In this work we explore large-scale parallel rendering on HPC systems. The major deployment platform for this work is the scalable rendering library IceT, which is made freely available. Our main approach is a technique known as sort-last parallel rendering, but along the way we introduce several simple to implement but powerful modifications that greatly improve the efficiency including minimal copy image interlacing for better load balancing and telescoping compositing for arbitrary job sizes. Visit the IceT project page for access to the software, documentation, and further papers and information on scalable rendering. For users more interested in easy to read and edit code than high efficiency, we also provide the miniGraphics miniapp.
"Comparing Binary-Swap Algorithms for Odd Factors of Processes." Kenneth Moreland. In Proceedings of the 8th IEEE Symposium on Large Data Analysis and Visualization (LDAV). October 2018. DOI 10.1109/LDAV.2018.8739210.
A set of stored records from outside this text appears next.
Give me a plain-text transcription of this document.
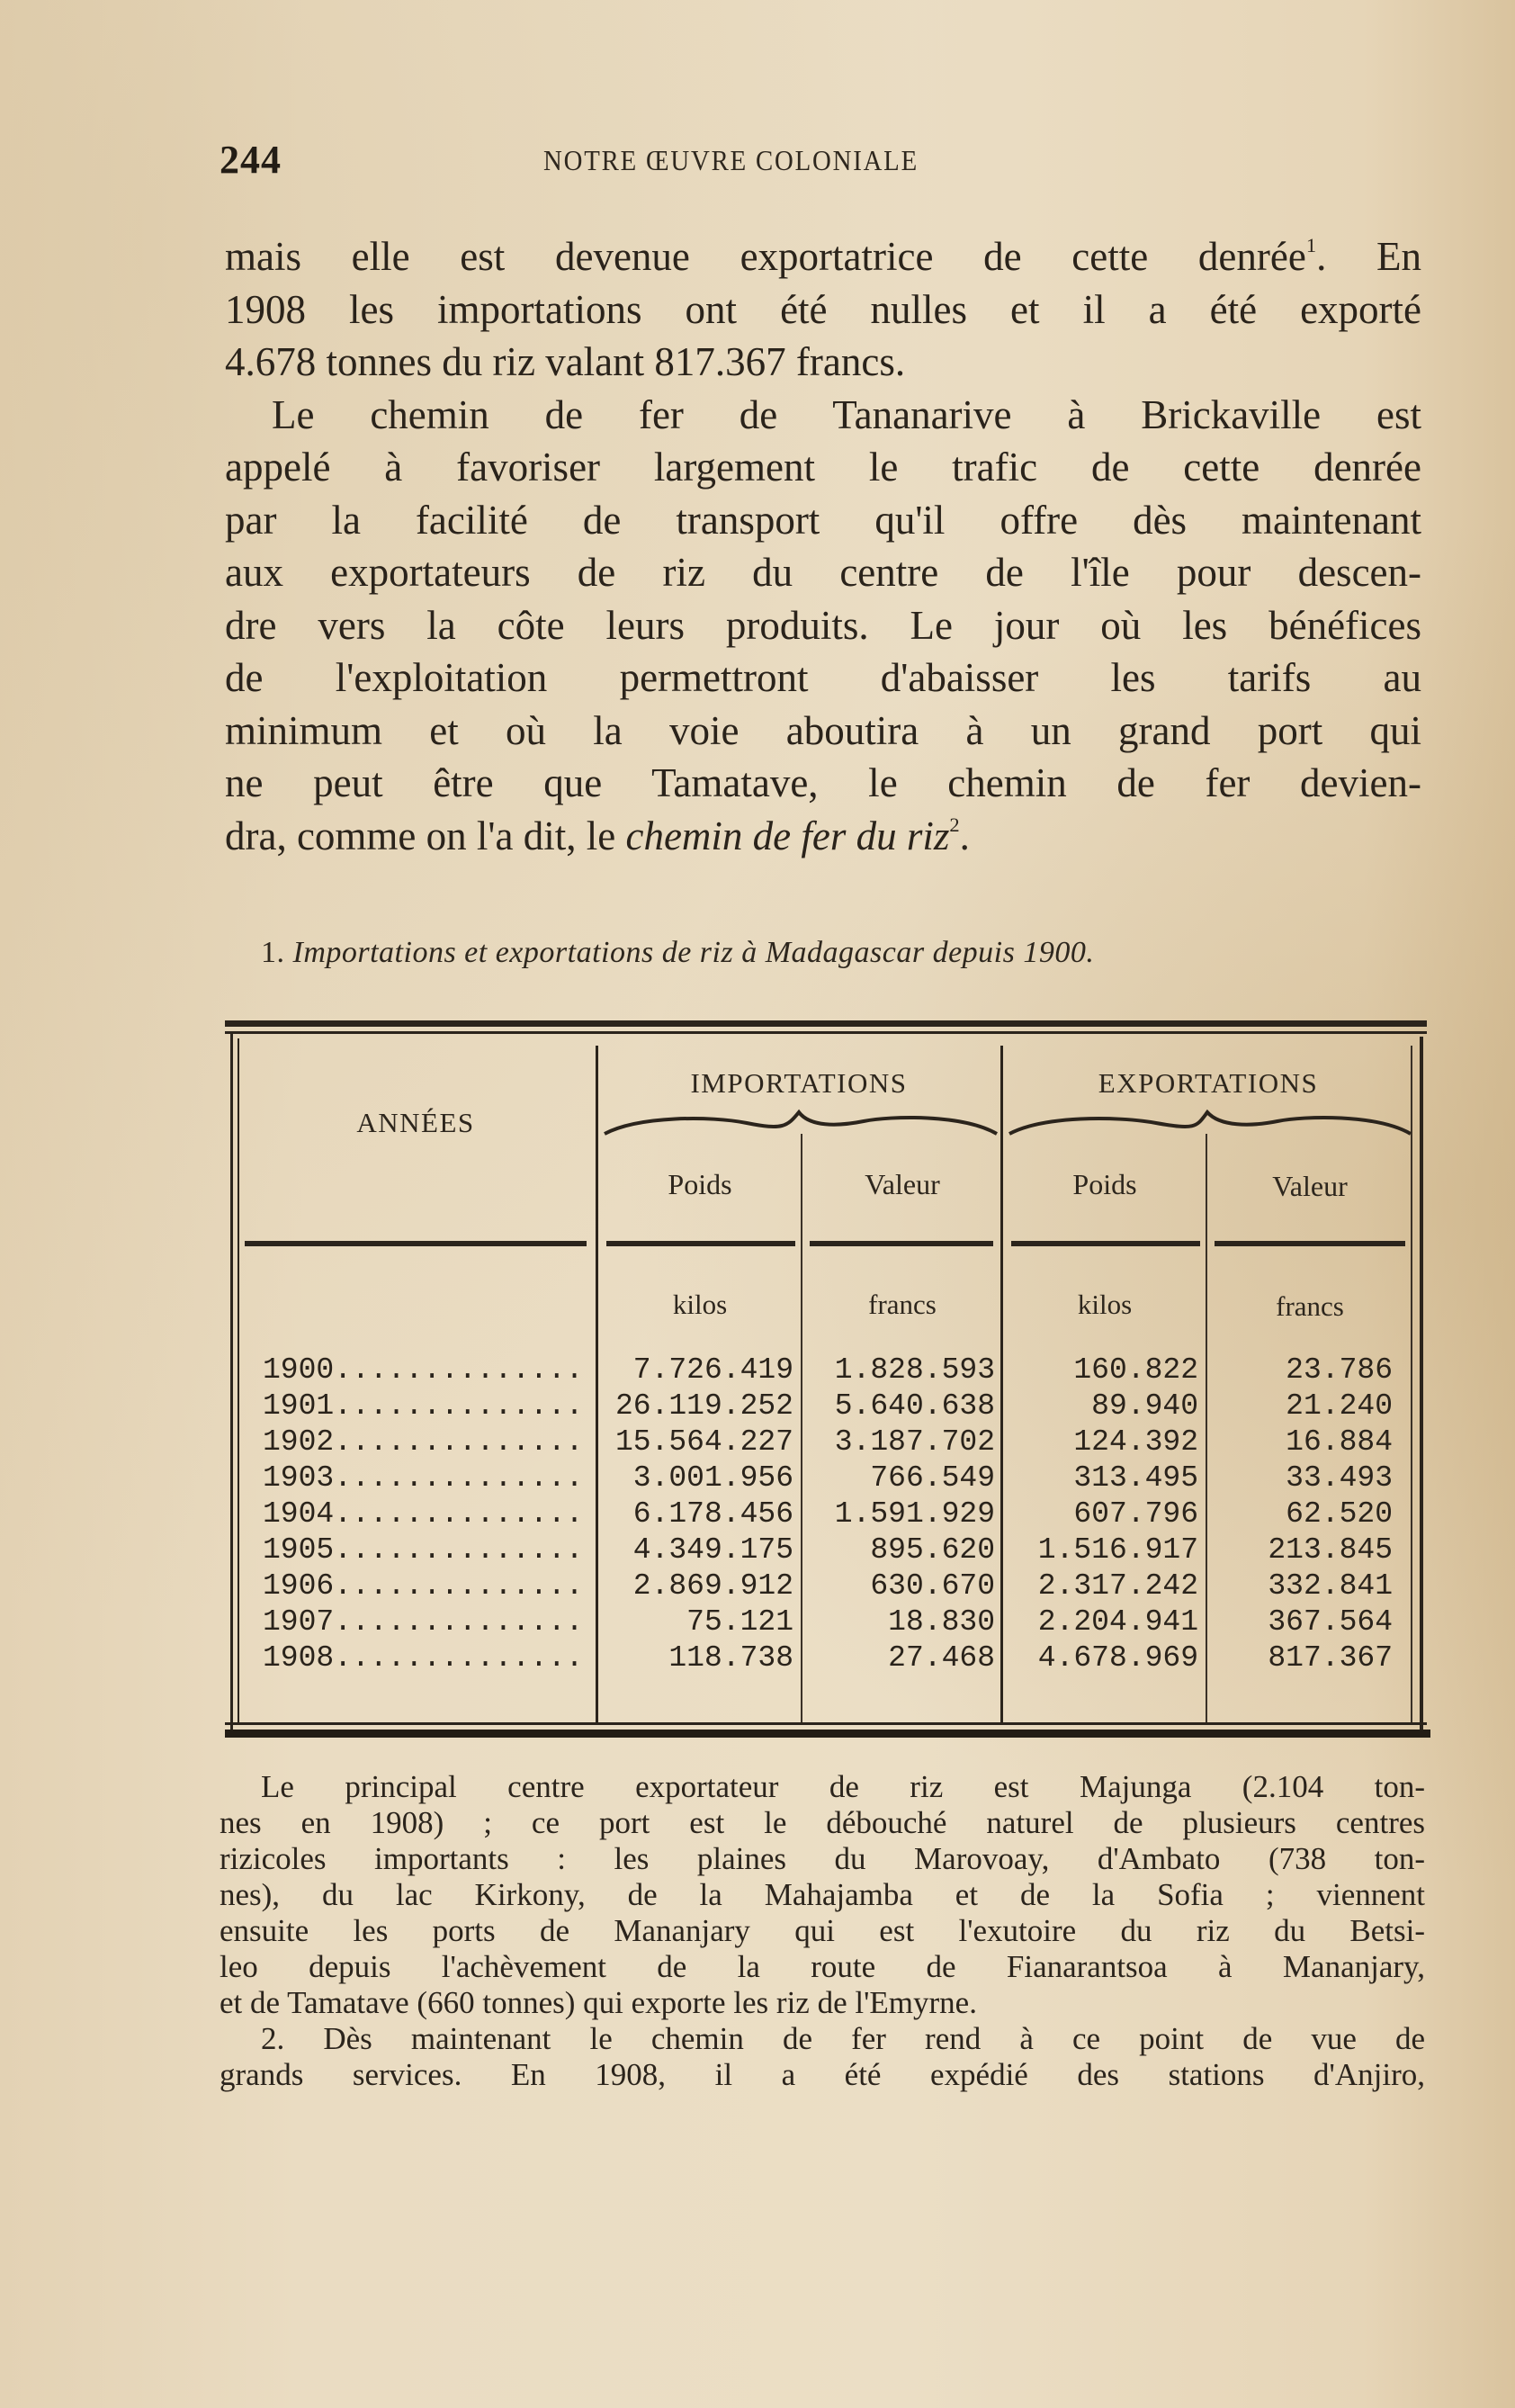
244	NOTRE ŒUVRE COLONIALE
mais elle est devenue exportatrice de cette denrée$^1$. En
1908 les importations ont été nulles et il a été exporté
4.678 tonnes du riz valant 817.367 francs.
Le chemin de fer de Tananarive à Brickaville est
appelé à favoriser largement le trafic de cette denrée
par la facilité de transport qu'il offre dès maintenant
aux exportateurs de riz du centre de l'île pour descen-
dre vers la côte leurs produits. Le jour où les bénéfices
de l'exploitation permettront d'abaisser les tarifs au
minimum et où la voie aboutira à un grand port qui
ne peut être que Tamatave, le chemin de fer devien-
dra, comme on l'a dit, le chemin de fer du riz$^2$.
1. Importations et exportations de riz à Madagascar depuis 1900.
ANNÉES
IMPORTATIONS	EXPORTATIONS
Poids	Valeur	Poids	Valeur
kilos	francs	kilos	francs
1900..............	7.726.419	1.828.593	160.822	23.786
1901..............	26.119.252	5.640.638	89.940	21.240
1902..............	15.564.227	3.187.702	124.392	16.884
1903..............	3.001.956	766.549	313.495	33.493
1904..............	6.178.456	1.591.929	607.796	62.520
1905..............	4.349.175	895.620	1.516.917	213.845
1906..............	2.869.912	630.670	2.317.242	332.841
1907..............	75.121	18.830	2.204.941	367.564
1908..............	118.738	27.468	4.678.969	817.367
Le principal centre exportateur de riz est Majunga (2.104 ton-
nes en 1908) ; ce port est le débouché naturel de plusieurs centres
rizicoles importants : les plaines du Marovoay, d'Ambato (738 ton-
nes), du lac Kirkony, de la Mahajamba et de la Sofia ; viennent
ensuite les ports de Mananjary qui est l'exutoire du riz du Betsi-
leo depuis l'achèvement de la route de Fianarantsoa à Mananjary,
et de Tamatave (660 tonnes) qui exporte les riz de l'Emyrne.
2. Dès maintenant le chemin de fer rend à ce point de vue de
grands services. En 1908, il a été expédié des stations d'Anjiro,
A key component of most large-scale rendering systems is a parallel image compositing algorithm, and the most commonly used compositing algorithms are binary swap and its variants. Although shown to be very efficient, one of the classic limitations of binary swap is that it only works on a number of processes that is a perfect power of 2. Multiple variations of binary swap have been independently introduced to overcome this limitation and handle process counts that have factors that are not 2. To date, few of these approaches have been directly compared against each other, making it unclear which approach is best. This paper presents a fresh implementation of each of these methods using a common software framework to make them directly comparable. These methods to run binary swap with odd factors are directly compared. The results show that some simple compositing approaches work as well or better than more complex algorithms that are more difficult to implement.
Here are the slides used to present this material. The slides really need a narrator to explain the algorithms, but they have nice animations that help describe the content.
The software used for testing in this paper is being made available in the miniGraphics miniapp, which is released as open-source software and is made available through a GitHub repository. The experiments were specifically performed with the repository at SHA 50630f9 with the exception of the 234-composite algorithm (which was implemented afterward). These use the code at SHA 4e647c2. If you really want to replicate the exact same code for reproducibility, you can download this exact version. For most purposes, though, you are probably better off with the latest version of miniGraphics.
For those interested in exploring the data collected by the reported experiments more thoroughly, I also post all the log files collected through the experiments here. The miniGraphics application writes out its timing measurements in yaml format. Because these timing logs can get verbose, each are compressed with gzip.
The figures in the paper are created in Python using pandas and toyplot modules. I also execute the Python script in Jupyter notebooks. These notebooks are provided for you to either directly run, copy into your own scripts, or use as inspiration for whatever processing you prefer.
"An Image Compositing Solution at Scale." Kenneth Moreland, Wesley Kendall, Tom Peterka, and Jian Huang. In Proceedings of 2011 International Conference for High Performance Computing, Networking, Storage and Analysis (SC '11). November 2011. DOI 10.1145/2063384.2063417.
The only proven method for performing distributed-memory parallel rendering at large scales, tens of thousands of nodes, is a class of algorithms called sort last. The fundamental operation of sort-last parallel rendering is an image composite, which combines a collection of images generated independently on each node into a single blended image. Over the years numerous image compositing algorithms have been proposed as well as several enhancements and rendering modes to these core algorithms. However, the testing of these image compositing algorithms has been with an arbitrary set of enhancements, if any are applied at all. In this paper we take a leading production-quality image compositing framework, IceT, and use it as a testing framework for the leading image compositing algorithms of today. As we scale IceT to ever increasing job sizes, we consider the image compositing systems holistically, incorporate numerous optimizations, and discover several improvements to the process never considered before. We conclude by demonstrating our solution on 64K cores of the Intrepid BlueGene/P at Argonne National Laboratories.
You can download the artifacts generated for this paper. This is a collection of the raw timing data collected during the scaling studies.
"Sort-Last Parallel Rendering for Viewing Extremely Large Data Sets on Tile Displays." Kenneth Moreland, Brian Wylie, and Constantine Pavlakos. In Proceedings of IEEE 2001 Symposium on Parallel and Large-Data Visualization and Graphics, October 2001, pp. 85–92.
Due to the impressive price-performance of today’s PC- based graphics accelerator cards, Sandia National Laboratories is attempting to use PC clusters to render extremely large data sets in interactive applications. This paper describes a sort-last parallel rendering system running on a PC cluster that is capable of rendering enormous amounts of geometry onto high-resolution tile displays by taking advantage of the spatial coherency that is inherent in our data. Furthermore, it is capable of scaling to larger sized input data or higher resolution displays by increasing the size of the cluster. Our prototype is now capable of rendering 120 million triangles per second on a 12 mega-pixel display.